Information hazard: https://en.wikipedia.org/wiki/Information_hazard
Babel: https://en.wikipedia.org/wiki/Tower_of_Babel
On the Calculation of Volume: https://en.wikipedia.org/wiki/On_the_Calculation_of_Volume
The revenge of NLP
The tool uses good old-fashioned regex/NLP—no LLMs—and rewrites the visible LLM Markdown without touching files on disk. I made it by analysing 10M+ words of past pi transcripts, doing frequency and pattern analysis, and iterating on rules to strip out the most egregious sloperisms. Now the circle is complete.
BEFORE
"Honestly, you're absolutely right—and that's a great question. Let me be clear: the fact that the parser works at all is actually quite remarkable. We utilize the tokenizer in order to handle the majority of edge cases, and due to the fact that it's recursive, it processes a large number of inputs. It's worth noting that this isn't really a bug—it's genuinely a deliberate design choice. In terms of raw throughput, the cache is significantly faster, and I think we should simply ship it.
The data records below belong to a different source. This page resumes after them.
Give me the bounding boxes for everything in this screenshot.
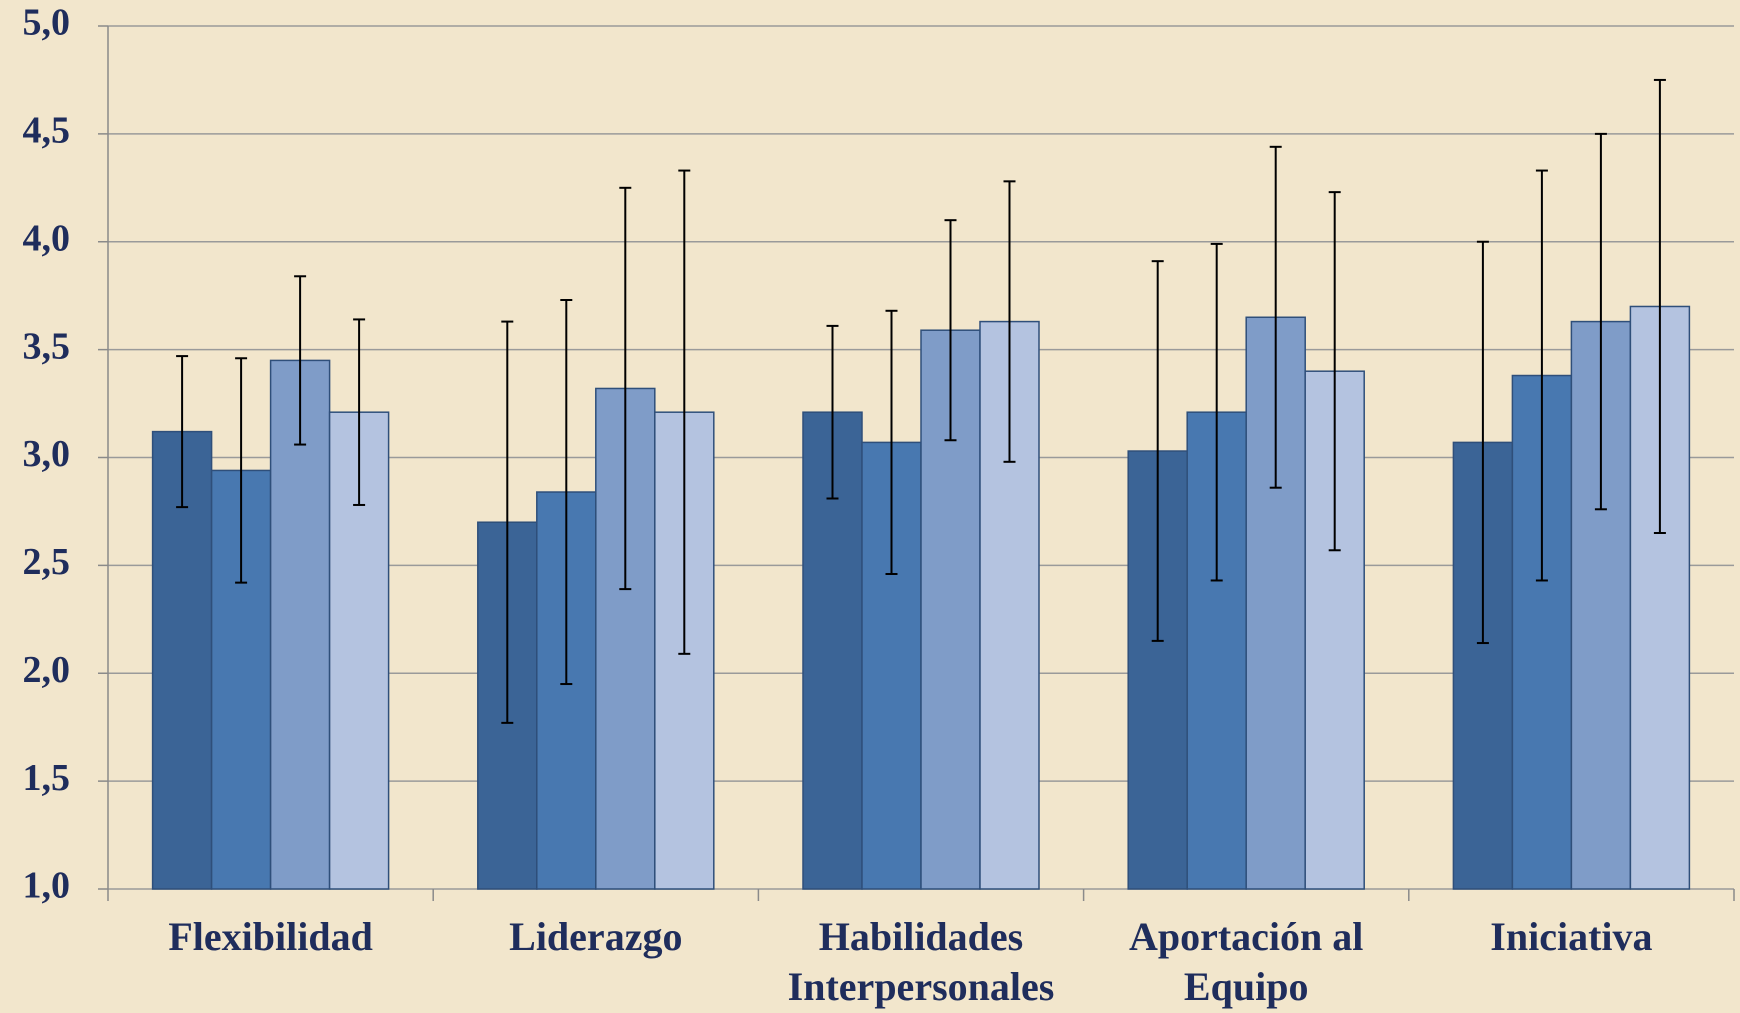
x-tick-label: Aportación al Equipo xyxy=(1129,914,1363,1009)
error-bar xyxy=(944,219,957,442)
error-bar xyxy=(1594,132,1607,511)
bar xyxy=(269,359,331,890)
error-bar xyxy=(1003,180,1016,463)
error-bar xyxy=(1653,78,1666,535)
error-bar xyxy=(1269,145,1282,489)
y-tick-label: 1,5 xyxy=(23,757,71,799)
y-tick-label: 2,0 xyxy=(23,649,71,691)
error-bar xyxy=(235,357,248,584)
error-bar xyxy=(1476,240,1489,645)
y-tick-label: 4,5 xyxy=(23,110,71,152)
x-tick-label: Iniciativa xyxy=(1490,914,1652,959)
y-tick-label: 3,0 xyxy=(23,433,71,475)
y-tick-label: 1,0 xyxy=(23,865,71,907)
error-bar xyxy=(501,320,514,724)
x-tick-label-line: Equipo xyxy=(1184,964,1309,1009)
error-bar xyxy=(885,309,898,576)
error-bar xyxy=(176,355,189,509)
error-bar xyxy=(678,169,691,655)
error-bar xyxy=(1328,191,1341,552)
y-tick-label: 3,5 xyxy=(23,325,71,367)
error-bar xyxy=(826,324,839,500)
x-tick-label-line: Aportación al xyxy=(1129,914,1363,959)
x-tick-label: Flexibilidad xyxy=(168,914,373,959)
x-tick-label-line: Interpersonales xyxy=(788,964,1055,1009)
y-tick-label: 4,0 xyxy=(23,217,71,259)
error-bar xyxy=(1535,169,1548,582)
error-bar xyxy=(619,186,632,591)
y-tick-label: 2,5 xyxy=(23,541,71,583)
error-bar xyxy=(560,299,573,686)
error-bar xyxy=(353,318,366,506)
x-tick-label-line: Habilidades xyxy=(819,914,1024,959)
error-bar xyxy=(1210,242,1223,582)
y-tick-label: 5,0 xyxy=(23,2,71,44)
x-tick-label: Liderazgo xyxy=(509,914,682,959)
error-bar xyxy=(1151,260,1164,642)
error-bar xyxy=(294,275,307,446)
x-tick-label: Habilidades Interpersonales xyxy=(788,914,1055,1009)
That said, at the end of the day, not only is the design correct, but it is also fast. In other words, prior to refactoring, we should clearly delve into the nuanced, robust architecture. In conclusion, this is a testament to the seamless, intricate work the team has done."
AFTER
"That's a great question. That the parser works at all is remarkable. We use the tokenizer to handle most edge cases, and because it's recursive, it processes many inputs. This is a deliberate design choice. For raw throughput, the cache is faster, and we should ship it.
Not only is the design correct, but it is also fast. Before refactoring, we should delve into the nuanced, robust architecture. This is a testament to the seamless, intricate work the team has done."
("It consists in gumming together long strips of words which have already been set in order by someone else, and making the results presentable by sheer humbug" -- Orwell predicts the LLM)
and also https://www.jstor.org/stable/25515288 "The Myles na gCopaleen Catechism of Cliché" itself is rather hard to find online, but he's a very funny writer so it's worth the effort.
I was hoping for a reference to the Babel Fish, whispering its translations in your ear.